Hardware trends over the last several decades have lead to shifting priorities with respect to performance bottlenecks in the implementations of dataflows typically present in large-scale data analytics applications. In particular, efficient use of main memory has emerged as a critical aspect of dataflow implementation, due to the proliferation of multi-core architectures, as well as the rapid development of faster-than-disk storage media. At the same time, the wealth of static domain-specific information about applications remains an untapped resource when it comes to optimizing the use of memory in a dataflow application.

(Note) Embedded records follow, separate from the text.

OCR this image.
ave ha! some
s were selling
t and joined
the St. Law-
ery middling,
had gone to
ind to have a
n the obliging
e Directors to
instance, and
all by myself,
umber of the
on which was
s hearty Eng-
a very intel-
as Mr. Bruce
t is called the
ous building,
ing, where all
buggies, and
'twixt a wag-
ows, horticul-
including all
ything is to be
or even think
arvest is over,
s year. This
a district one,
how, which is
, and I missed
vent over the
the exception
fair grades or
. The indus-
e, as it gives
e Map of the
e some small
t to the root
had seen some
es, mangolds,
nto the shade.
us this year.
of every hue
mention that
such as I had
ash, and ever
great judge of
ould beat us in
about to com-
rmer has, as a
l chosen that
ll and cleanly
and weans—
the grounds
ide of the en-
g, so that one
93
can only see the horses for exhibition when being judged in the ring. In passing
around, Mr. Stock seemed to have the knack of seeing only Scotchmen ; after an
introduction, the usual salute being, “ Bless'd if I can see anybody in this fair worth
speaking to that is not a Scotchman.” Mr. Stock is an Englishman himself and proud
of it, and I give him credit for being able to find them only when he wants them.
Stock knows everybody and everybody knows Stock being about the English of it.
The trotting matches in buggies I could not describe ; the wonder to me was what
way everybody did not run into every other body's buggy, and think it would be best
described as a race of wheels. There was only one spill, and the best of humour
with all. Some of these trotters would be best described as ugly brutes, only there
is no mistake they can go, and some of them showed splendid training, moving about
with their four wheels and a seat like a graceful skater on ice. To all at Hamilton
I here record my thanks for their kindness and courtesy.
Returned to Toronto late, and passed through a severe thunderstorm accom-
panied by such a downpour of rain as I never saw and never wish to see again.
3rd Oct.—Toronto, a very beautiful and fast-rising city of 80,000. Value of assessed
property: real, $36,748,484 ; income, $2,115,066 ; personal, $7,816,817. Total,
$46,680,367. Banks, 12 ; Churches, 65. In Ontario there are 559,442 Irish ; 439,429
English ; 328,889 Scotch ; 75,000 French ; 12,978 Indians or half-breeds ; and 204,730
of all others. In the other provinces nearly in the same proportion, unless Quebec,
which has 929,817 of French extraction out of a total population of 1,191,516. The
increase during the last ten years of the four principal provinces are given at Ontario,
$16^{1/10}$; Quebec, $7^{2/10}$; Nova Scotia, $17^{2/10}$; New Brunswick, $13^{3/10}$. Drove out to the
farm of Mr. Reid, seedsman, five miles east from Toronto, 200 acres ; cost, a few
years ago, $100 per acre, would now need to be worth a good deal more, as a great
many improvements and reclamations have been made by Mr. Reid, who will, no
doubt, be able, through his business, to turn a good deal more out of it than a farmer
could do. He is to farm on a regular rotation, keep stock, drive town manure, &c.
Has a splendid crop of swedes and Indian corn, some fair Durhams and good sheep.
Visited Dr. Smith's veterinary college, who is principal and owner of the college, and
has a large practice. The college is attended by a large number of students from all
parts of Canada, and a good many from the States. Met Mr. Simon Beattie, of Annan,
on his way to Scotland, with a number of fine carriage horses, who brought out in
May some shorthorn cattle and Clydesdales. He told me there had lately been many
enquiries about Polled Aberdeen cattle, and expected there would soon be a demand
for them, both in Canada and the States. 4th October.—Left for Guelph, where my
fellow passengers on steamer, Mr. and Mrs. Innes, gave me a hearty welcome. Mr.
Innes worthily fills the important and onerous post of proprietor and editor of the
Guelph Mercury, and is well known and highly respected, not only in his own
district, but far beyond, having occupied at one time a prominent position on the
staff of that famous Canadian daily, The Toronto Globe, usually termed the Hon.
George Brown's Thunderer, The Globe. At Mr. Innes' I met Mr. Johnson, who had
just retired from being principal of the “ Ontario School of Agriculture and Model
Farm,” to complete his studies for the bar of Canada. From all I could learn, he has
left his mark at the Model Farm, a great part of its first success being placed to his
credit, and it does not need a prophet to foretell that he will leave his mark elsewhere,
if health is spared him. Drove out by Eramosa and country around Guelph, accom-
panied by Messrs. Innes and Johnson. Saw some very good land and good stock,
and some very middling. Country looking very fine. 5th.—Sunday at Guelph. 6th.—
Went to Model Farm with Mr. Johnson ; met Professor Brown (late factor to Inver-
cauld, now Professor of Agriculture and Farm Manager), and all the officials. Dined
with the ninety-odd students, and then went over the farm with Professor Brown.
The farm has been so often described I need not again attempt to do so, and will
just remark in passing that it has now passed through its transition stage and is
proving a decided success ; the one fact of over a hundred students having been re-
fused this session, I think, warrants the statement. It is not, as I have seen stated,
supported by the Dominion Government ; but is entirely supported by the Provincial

We propose a compilation-based approach to the synthesis of memory-efficient dataflow implementations, using static analysis to extract and leverage domain-specific information about the application. Our program transformations use the combined results of type, effect, and provenance analyses to infer time- and space- effective placement of primitive memory operations, precluding the need for dynamic memory management and its attendant costs. The experimental evaluation of implementations synthesized with our framework shows both the importance of optimizing for memory performance, as well as significant benefits of our approach, along multiple dimensions.
Finally, we also demonstrate a framework for formally verifying the soundness of these transformations, laying the foundation for their use as a component of a more general implementation synthesis ecosystem.
Speaker Biography
Shyam is a PhD candidate in Computer Science at JHU, and a member of the Data Management and Systems Lab (DaMSL) under the supervision of Dr. Yanif Ahmad. Over the course of his PhD, Shyam’s work and interests have spanned the gamut from the most arcane of theory, to the depths of systems performance engineering.
After wrapping up at Hopkins, Shyam will be joining Galois — a private research consultancy — as a member of the technical staff.